Durango, Colorado woman, 39, killed in bear attack while walking her dogs. Female bear with two cubs found nearby are euthanized after evidence of human flesh.
The woman’s boyfriend found her body on Friday night near the town of Durango, about 350 miles southwest of Denver, Colorado Parks and Wildlife said in a statement.
The man told police he arrived home around 8:30 p.m. and found the couple’s two dogs outside, but his girlfriend missing. The woman had earlier gone for a morning walk.
He searched a trail where she frequently walked the dogs, where upon an hour later he came across the woman’s body before notifying authorities.
The woman’s name along with her boyfriend’s have not yet been released by authorities.
‘Bear attacks are extremely rare,’
Using tracking dogs, wildlife officers located a 10-year-old sow and two yearlings nearby, and euthanized the three bears ‘out of an abundance of caution,’ officials said.
The bear carcasses were transported to the state’s wildlife laboratory for necropsies, and DNA samples will be analyzed at a forensic laboratory in Wyoming.
An autopsy of the victim is pending, but authorities found bear fur, scat and ‘signs of consumption on the body,’ wildlife officials said.
The woman’s death is the fourth fatal mauling in the state since record-keeping began in 1960.
Officials say that while bear attacks are rare, the incident should serve as a reminder to the public that wild animals can be dangerous.
‘Bear attacks are extremely rare,’ said Cory Chick, CPW Southwest Region manager according to the Durango Herald.

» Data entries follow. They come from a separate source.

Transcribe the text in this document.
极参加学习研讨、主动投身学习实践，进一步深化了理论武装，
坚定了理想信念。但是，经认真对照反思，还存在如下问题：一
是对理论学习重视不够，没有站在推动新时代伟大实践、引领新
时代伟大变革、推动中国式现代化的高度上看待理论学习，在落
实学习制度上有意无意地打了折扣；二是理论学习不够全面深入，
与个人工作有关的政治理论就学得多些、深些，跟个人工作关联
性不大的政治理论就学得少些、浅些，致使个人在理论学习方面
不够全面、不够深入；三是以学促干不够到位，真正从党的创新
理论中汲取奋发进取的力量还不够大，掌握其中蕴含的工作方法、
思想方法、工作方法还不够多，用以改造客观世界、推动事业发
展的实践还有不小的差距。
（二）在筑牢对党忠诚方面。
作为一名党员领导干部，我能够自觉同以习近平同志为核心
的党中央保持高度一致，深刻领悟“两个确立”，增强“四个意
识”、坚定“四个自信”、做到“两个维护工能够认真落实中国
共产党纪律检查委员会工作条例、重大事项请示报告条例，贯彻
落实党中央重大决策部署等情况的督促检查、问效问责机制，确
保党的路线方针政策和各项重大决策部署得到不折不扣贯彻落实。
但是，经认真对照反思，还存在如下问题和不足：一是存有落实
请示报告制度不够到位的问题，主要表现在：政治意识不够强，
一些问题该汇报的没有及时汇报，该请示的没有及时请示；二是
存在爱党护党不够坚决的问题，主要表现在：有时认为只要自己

‘This is a tragic event and a sad reminder that bears are wild and potentially dangerous. Out of an abundance of caution, the bears were removed for public safety. We ask the public to report any encounter with an aggressive bear to CPW.’
Instinct is to run away from potential danger
Colorado is home to an estimated 19,000 black bears, Parks and Wildlife spokesman Jason Clay said.
The agency has documented three other fatal black bear attacks on humans since it began tracking them 61 years ago, Clay said.
The last attack fatality in Colorado occurred in 2009, when a 74-year-old woman was killed and partially eaten by a bear or bears at her home near Ouray. Early the next morning, federal wildlife officers killed a 394-pound, mature male black bear that approached the home and exhibited aggressive behavior.
Black bears, a name that describes the species rather than their coloring, are the only bears in Colorado. Black bears are generally smaller than grizzly bears, with males averaging around 275 pounds and females about 175 pounds, according to the state wildlife agency.
The bears are naturally shy and wary of people. Typically, their instinct is to run away from potential danger, according to the wildlife agency.
Clay recommend that people make their presence known while in bear country. Clay suggested making noise or walking with a friend, the Herald reported. He said bear spray and air horns can be used as deterrents.
During run-ins with bears, he said, people should stand still and speak calmly. If the bear doesn’t leave, they should stay in place while waving their arms to look bigger.
Clay said black bears are active in the spring, and there have been several sightings of the bears near Durango.
A bear was seen rummaging through a garbage bin, and another tearing down a bird feeder outside a man’s home along the Animas River, he said.